Abstract Three-dimensional Large-Eddy Simulations (3D LES) are performed to study the separated and reattaching flow over a 5:1 rectangular cylinder in streamwise sinusoidal flow. The ratio of inflow frequency to natural vortex-shedding frequency is varied from 0 to 6 ​at five amplitudes up to 60% of the time-mean velocity. The effect on the two-dimensional (2D) and three-dimensional (3D) characteristics of the separation bubble and surface pressures are reported. The relationship between the time-averaged flow field and the statistics of the chordwise pressure distribution are obtained firstly. The flow-pressure relationships are qualitatively similar in uniform and sinusoidal flows. Then, the amplitude-frequency domain of the sinusoidal flow is divided into three regimes to describe the effects on the mean reattachment length. The simulations capture the interferences between leading-edge vortices and trailing edge vortices for longer separation bubbles. However, the interactions are not observed in shorter separation bubbles due to the diffusions of leading-edge vortices. Finally, the flow three-dimensionality is studied by performing proper orthogonal decomposition (POD) and spanwise correlation analysis on the surface pressures. The oncoming flow oscillations correspond to the most energetic structures dominating the pressure field, which are constant in the spanwise direction. While the local vortical structures mainly influence the 3D features of the flow dynamics.

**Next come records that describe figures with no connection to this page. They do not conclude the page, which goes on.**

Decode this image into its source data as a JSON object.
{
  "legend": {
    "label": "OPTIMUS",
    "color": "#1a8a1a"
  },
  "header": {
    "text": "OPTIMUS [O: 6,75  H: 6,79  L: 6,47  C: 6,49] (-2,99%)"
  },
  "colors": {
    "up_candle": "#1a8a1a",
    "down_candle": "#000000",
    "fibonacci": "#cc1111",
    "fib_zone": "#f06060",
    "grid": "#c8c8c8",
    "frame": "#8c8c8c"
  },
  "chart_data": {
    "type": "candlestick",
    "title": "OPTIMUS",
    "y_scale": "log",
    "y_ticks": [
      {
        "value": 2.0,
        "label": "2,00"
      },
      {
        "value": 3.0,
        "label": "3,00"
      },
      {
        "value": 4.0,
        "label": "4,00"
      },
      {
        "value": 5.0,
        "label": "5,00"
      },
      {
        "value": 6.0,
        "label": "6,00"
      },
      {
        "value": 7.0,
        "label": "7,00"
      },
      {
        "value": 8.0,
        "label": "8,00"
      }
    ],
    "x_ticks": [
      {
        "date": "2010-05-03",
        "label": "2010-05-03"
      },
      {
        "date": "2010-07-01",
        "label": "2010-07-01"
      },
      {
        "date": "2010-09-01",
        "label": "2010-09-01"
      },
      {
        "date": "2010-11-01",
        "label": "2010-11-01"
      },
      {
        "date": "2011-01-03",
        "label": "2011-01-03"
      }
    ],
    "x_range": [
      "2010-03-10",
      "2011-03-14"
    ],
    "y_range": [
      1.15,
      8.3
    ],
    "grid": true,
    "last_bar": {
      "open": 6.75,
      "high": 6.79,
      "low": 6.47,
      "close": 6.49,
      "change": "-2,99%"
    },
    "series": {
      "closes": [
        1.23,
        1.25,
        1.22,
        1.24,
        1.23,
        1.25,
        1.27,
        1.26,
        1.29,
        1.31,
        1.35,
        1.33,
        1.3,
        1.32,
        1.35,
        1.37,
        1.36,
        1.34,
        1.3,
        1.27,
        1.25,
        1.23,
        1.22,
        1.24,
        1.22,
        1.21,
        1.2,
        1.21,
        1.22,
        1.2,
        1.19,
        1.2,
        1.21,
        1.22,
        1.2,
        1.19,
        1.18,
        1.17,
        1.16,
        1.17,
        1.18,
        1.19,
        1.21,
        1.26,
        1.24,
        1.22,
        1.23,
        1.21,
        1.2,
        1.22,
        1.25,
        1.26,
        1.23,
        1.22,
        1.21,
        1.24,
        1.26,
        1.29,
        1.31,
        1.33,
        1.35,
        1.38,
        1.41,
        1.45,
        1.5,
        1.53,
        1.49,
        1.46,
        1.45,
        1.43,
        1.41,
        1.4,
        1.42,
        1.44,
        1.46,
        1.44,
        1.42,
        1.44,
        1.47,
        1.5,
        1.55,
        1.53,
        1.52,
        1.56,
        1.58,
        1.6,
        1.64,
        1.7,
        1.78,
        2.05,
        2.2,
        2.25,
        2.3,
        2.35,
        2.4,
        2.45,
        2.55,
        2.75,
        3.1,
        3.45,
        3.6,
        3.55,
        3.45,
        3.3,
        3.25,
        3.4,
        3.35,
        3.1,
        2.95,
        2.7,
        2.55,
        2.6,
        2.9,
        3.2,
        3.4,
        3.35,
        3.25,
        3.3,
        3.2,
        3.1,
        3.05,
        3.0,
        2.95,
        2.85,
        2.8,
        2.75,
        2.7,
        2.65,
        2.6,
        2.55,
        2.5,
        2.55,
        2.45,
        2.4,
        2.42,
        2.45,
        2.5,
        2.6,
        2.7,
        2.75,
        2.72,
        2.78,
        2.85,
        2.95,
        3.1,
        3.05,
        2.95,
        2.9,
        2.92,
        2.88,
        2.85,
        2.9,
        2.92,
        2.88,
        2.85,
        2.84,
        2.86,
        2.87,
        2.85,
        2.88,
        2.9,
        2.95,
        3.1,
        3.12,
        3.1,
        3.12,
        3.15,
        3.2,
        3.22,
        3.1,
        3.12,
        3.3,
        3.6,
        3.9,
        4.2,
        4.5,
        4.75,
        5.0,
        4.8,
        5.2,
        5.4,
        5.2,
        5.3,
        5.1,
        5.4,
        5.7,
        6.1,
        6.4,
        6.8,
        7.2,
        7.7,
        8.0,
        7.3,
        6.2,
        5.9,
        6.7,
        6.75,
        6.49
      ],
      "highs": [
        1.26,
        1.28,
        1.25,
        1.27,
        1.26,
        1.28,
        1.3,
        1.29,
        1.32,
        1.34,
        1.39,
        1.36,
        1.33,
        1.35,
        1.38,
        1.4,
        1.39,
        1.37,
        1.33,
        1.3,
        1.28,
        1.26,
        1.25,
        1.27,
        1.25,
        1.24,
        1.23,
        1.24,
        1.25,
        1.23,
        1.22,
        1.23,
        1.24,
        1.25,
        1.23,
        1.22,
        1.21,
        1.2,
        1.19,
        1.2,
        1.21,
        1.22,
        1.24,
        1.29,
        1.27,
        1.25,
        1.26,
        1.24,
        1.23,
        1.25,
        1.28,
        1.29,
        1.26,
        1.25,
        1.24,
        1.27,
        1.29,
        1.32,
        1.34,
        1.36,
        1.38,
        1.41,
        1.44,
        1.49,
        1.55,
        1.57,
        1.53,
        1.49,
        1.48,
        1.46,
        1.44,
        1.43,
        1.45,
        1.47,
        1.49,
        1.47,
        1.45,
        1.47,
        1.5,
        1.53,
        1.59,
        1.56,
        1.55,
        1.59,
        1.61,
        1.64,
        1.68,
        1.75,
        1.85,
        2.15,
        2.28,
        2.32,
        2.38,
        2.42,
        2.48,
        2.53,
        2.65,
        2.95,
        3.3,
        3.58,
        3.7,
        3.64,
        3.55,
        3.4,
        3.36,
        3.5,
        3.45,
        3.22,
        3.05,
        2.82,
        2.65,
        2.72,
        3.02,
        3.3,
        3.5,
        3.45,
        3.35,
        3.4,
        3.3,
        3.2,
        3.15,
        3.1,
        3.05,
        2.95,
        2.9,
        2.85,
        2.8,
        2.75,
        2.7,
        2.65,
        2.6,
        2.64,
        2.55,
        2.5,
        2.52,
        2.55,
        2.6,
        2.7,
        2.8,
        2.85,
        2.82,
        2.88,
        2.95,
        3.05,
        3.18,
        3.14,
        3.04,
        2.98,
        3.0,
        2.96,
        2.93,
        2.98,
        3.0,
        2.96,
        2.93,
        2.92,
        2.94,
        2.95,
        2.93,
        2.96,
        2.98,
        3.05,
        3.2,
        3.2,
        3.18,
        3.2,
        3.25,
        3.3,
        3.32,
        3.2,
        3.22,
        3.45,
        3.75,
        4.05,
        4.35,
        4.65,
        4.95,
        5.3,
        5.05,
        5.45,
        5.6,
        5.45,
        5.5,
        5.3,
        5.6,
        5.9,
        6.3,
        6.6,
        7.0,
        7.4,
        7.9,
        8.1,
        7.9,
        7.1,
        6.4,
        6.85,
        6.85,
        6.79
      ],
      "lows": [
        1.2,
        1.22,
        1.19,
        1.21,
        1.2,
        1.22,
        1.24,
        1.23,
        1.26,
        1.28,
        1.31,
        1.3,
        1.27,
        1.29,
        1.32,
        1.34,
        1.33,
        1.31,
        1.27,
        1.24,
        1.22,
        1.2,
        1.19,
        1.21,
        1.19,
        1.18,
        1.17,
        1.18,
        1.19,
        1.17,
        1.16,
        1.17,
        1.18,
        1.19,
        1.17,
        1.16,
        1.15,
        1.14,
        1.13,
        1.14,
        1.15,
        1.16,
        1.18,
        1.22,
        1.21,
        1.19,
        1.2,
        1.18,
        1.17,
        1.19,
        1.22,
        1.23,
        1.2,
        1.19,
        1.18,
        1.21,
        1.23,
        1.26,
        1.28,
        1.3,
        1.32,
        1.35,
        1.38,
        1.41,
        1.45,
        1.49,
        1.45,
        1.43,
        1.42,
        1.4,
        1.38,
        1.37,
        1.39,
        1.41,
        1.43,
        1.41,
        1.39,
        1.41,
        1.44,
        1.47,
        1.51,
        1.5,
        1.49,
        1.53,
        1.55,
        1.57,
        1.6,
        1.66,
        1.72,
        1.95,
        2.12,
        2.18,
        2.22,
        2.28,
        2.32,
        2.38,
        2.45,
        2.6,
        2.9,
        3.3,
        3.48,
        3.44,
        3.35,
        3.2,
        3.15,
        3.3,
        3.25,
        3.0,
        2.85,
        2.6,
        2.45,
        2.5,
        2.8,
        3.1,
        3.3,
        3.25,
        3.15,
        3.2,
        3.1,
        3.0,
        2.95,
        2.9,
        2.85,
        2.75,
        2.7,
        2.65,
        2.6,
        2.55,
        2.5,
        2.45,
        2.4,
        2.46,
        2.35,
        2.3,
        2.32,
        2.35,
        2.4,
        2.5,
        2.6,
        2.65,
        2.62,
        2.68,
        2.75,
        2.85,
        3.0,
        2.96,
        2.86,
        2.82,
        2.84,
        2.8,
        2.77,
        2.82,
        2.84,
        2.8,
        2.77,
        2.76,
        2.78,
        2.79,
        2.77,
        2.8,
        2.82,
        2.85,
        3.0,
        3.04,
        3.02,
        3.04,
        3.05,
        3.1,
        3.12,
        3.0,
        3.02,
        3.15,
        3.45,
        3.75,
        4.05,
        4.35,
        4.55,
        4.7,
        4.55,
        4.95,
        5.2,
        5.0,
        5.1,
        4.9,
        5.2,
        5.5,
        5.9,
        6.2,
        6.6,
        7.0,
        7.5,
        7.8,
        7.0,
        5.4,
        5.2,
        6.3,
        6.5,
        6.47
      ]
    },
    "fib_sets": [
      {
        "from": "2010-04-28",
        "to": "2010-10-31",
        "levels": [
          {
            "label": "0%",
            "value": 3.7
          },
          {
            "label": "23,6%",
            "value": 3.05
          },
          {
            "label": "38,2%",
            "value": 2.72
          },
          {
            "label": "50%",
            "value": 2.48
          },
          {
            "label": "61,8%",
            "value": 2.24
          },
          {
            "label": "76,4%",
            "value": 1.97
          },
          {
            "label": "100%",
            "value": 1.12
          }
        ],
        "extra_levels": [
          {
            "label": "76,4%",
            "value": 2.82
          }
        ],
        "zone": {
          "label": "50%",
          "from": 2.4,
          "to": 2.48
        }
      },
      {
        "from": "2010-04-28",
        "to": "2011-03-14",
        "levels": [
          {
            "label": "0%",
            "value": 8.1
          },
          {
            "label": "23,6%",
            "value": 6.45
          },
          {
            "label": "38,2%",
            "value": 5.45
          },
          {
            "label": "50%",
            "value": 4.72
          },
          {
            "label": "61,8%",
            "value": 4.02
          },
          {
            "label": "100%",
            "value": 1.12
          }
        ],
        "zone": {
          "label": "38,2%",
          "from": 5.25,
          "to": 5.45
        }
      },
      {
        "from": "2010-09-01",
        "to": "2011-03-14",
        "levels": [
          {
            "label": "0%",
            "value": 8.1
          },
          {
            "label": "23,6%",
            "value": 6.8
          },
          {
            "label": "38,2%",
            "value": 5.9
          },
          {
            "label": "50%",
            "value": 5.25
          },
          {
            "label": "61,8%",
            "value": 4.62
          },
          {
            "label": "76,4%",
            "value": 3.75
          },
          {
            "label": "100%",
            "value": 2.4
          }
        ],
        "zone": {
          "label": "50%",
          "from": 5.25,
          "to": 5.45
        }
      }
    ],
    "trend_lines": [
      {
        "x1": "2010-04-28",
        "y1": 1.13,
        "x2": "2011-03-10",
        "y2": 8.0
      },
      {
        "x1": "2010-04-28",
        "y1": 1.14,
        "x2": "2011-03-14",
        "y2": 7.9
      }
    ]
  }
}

Graphical abstract The physics of the 2D and 3D features of the separated flow are different between uniform and sinusoidal flow conditions. In the sinusoidal flows, the first two modes of the fluctuating pressures are dominated by the frequency of the oncoming flow oscillations. The corresponding eigenvectors are nearly constant along the spanwise direction. Therefore, the oncoming flow oscillations (POD modes 1 and 2) are the main contributors to the 2D flow field. In addition, the third mode is related to the frequency of the vortices formation, merging and shedding in the separation bubble. The eigenvector of the third mode shows variability along both the x and z directions in the upstream part of the lateral surface, reflecting the 3D features of the separation bubble. This indicates that the instantaneous 3D flow structures are dominated by the local vortical structures. The first to third POD eigenvectors along the upper surface of the cylinder for uniform flow (left column) and sinusoidal flow (right column) with the frequency equals the natural vortex shedding frequency and the amplitude of 60% of the time-mean velocity. Display Omitted

Highlights • Sinusoidal flows passing a 5:1 rectangular cylinder are numerically simulated. • The effects of inflow frequency and amplitude on the separation bubble are investigated. • The instantaneous flow dynamics are sensitive to the flow condition. • The contributions of flow fluctuations and local vortices to the overall flow dynamics are evaluated. • The relationships between flow topology and pressure statistics are provided.